From my first viewing three years ago, up to today, I’m struck by how compelling filmmaker Bill Rose makes the story of Oakley Hall III – a burgeoning playwright and director whose rising star was tragically extinguished when he suffered a nearly fatal fall from a bridge in the late 1970s.
Starting with friends, family and colleagues retelling Oakley’s “legend,” the film paints him as a sexy, charismatic “enfant terrible” who set aside his aspirations to be a novelist to start a scrappy, ragtag regional theater company in upstate New York. But there’s much more to the film than people putting on plays. Rose deftly suggests that Oakley was, from the beginning, trapped in a gilded cage of expectation (his father was the late Oakley Hall II, novelist of Warlock and The Downhill Racers).
By the time his theater company is in full swing (with sex, drugs, and rock and roll in full evidence) there’s the sense that Oakley’s traded his “vision” for yet another set of obligations -- not just to his family and his own sense of accomplishment, but the hopes and dreams of the devoted members of his “company”. The honesty and candor in their interviews is consistently touching and sometimes surprising.
Alcohol and drugs become a more prominent component, and the film creates a kind of ticking time bomb as Oakley’s pressures mount, and we fearfully wait for “the accident” we know is to come. When it does, it’s devastating.
But what makes the film transcendent is what happens after that. It’s a surreal, magical moment as the subject of the documentary literally appears out of the mist, walking toward the camera as if resurrected, to become a key interview subject for the rest of the film.

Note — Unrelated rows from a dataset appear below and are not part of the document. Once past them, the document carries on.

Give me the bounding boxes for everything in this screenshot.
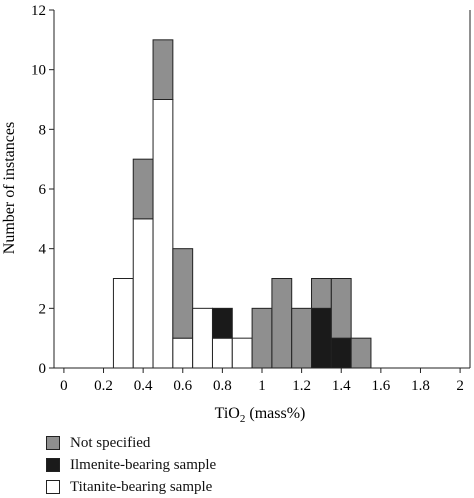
bar-segment — [311, 307, 332, 369]
bar-segment — [251, 307, 273, 369]
x-tick-label: 2 — [456, 378, 464, 394]
y-axis-label: Number of instances — [1, 122, 18, 254]
bar-segment — [311, 278, 332, 309]
legend-swatch — [46, 458, 60, 472]
bar-segment — [152, 99, 174, 369]
bar-segment — [172, 337, 194, 369]
legend: Not specified Ilmenite-bearing sample Ti… — [46, 432, 216, 498]
bar-segment — [211, 307, 233, 339]
x-tick-label: 0.8 — [213, 378, 232, 394]
bar-segment — [192, 307, 213, 369]
y-tick-label: 12 — [31, 3, 46, 19]
legend-label: Ilmenite-bearing sample — [70, 456, 217, 473]
legend-label: Not specified — [70, 434, 151, 451]
x-tick-label: 0.4 — [134, 378, 153, 394]
legend-item-not-specified: Not specified — [46, 432, 216, 454]
histogram-chart: 0 2 4 6 8 10 12 0 0.2 0.4 0.6 0.8 1 1.2 1.4 1.6 1.8 2 TiO… — [1, 3, 471, 425]
bar-segment — [271, 278, 293, 369]
bar-segment — [132, 158, 154, 220]
x-tick-label: 1.2 — [292, 378, 311, 394]
x-tick-label: 0 — [60, 378, 68, 394]
x-axis-label: TiO2 (mass%) — [215, 405, 306, 425]
y-tick-label: 8 — [39, 122, 47, 138]
x-tick-label: 1 — [258, 378, 266, 394]
bar-segment — [291, 307, 313, 369]
bar-segment — [152, 39, 174, 100]
bar-segment — [112, 278, 134, 369]
legend-item-titanite: Titanite-bearing sample — [46, 476, 216, 498]
plot-area: 0 2 4 6 8 10 12 0 0.2 0.4 0.6 0.8 1 1.2 1.4 1.6 1.8 2 — [31, 3, 471, 394]
bar-segment — [350, 337, 372, 369]
bar-segment — [132, 218, 154, 369]
legend-label: Titanite-bearing sample — [70, 478, 213, 495]
y-tick-label: 4 — [39, 242, 47, 258]
bar-segment — [211, 337, 233, 369]
y-tick-label: 6 — [39, 182, 47, 198]
y-tick-label: 10 — [31, 63, 46, 79]
bar-segment — [330, 337, 352, 369]
x-tick-label: 1.8 — [411, 378, 430, 394]
legend-item-ilmenite: Ilmenite-bearing sample — [46, 454, 216, 476]
x-tick-label: 0.2 — [94, 378, 113, 394]
bar-segment — [330, 278, 352, 339]
bar-segment — [172, 248, 194, 339]
x-tick-label: 1.6 — [371, 378, 390, 394]
x-tick-label: 1.4 — [332, 378, 351, 394]
x-tick-label: 0.6 — [173, 378, 192, 394]
legend-swatch — [46, 480, 60, 494]
y-tick-label: 0 — [39, 361, 47, 377]
y-tick-label: 2 — [39, 301, 47, 317]
bar-segment — [231, 337, 253, 369]
legend-swatch — [46, 436, 60, 450]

Hall survived the fall from the bridge, but suffered severe brain damage -– the effects of which are described by his friends and family, but also dramatically on view as he talks to the camera, sometimes quite cogently… sometimes not. There’s an odd disconnect, too, in the fact that even in his most addled moments, he continues to convey the charisma and sex appeal that charmed virtually everyone who knew him in the pre-accident days.
In the final analysis, this is less a movie about a promising talent whose career was derailed than it is about a man who gave a group of people a sense of purpose and community that they -- judging from their interviews -- have never quite recaptured.
Mostly, to me, it’s a film about redemption – as we watch Oakley trying (with decidedly mixed results) to reconcile his two selves, the man he was before, and the man he is now. For anyone who has ever taken a wrong turn in life, or been dealt a bad hand, or just wanted a second chance, this is a deeply touching, human story.
I had never heard of Oakley Hall III or Bill Rose prior to seeing this film. But for me, it joins the Mayles’ and Ken Burns as being in the top tier of accomplishment in American nonfiction filmmaking.